The museum is housed in a 17th-century half-timbered building at 64 and 64a Barton Street, in property which was given to the Borough of Tewkesbury in 1956 on the express condition that it be used as a museum. However the museum did not open until 1962, after all of the previous tenants of the building had left. Complications introduced by local government reform in 1974 almost led to its demise. The ancient Borough of Tewkesbury was dissolved and incorporated into the new District Council covering North West Gloucestershire. The first Clerk for the new Council persuaded Councillors that it should be named Tewkesbury Borough and he transferred as much of the old Borough as he could to the new Borough. This included an attempt to transfer the Museum. After some legal advice, the Museum reverted to the Town Council’s control.

The building is Grade II* listed by English Heritage.

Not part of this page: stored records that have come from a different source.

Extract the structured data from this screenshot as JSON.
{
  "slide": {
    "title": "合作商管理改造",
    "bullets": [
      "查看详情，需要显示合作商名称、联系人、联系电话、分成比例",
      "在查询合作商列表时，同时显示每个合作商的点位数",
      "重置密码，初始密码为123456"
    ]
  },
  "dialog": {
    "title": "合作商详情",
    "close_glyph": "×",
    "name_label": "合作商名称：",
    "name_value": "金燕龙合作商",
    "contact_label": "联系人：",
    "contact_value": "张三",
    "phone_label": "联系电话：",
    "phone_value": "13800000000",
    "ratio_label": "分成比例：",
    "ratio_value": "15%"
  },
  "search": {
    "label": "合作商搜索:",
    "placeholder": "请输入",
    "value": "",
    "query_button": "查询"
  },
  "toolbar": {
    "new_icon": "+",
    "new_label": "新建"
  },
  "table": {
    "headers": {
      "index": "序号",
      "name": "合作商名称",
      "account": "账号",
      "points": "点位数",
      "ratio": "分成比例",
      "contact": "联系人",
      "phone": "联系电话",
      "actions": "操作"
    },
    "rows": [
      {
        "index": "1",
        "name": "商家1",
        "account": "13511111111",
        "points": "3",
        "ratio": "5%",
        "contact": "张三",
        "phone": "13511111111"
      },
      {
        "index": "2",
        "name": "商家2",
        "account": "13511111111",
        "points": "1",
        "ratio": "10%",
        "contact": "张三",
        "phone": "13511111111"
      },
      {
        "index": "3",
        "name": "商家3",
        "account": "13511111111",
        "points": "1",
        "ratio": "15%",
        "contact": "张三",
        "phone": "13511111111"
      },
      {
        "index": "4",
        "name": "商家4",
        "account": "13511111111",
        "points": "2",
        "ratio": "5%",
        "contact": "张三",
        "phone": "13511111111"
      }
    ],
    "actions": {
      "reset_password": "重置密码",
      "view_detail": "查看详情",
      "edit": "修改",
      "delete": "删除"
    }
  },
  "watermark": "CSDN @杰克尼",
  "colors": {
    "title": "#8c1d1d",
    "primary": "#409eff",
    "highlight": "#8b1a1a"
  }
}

An active society of Friends of Tewkesbury Museum supports the work of the museum.

== Exhibits ==
Exhibits include:
- Early Roman artefacts discovered when the Roses Theatre in Tewkesbury was built, including a Roman skeleton
- A diorama of the Battle of Tewkesbury
- Exhibits about the Tewkesbury mop fair
- A 1950s vintage model funfair
- Pieces relating to the Antarctic explorer Raymond Priestley, from Bredon's Norton

In 2010 excerpts from the diary of the British soldier Lieutenant Mark Evison of the Welsh Guards, who died after being wounded in Afghanistan in 2009, were displayed at the museum alongside letters from previous generations of soldiers.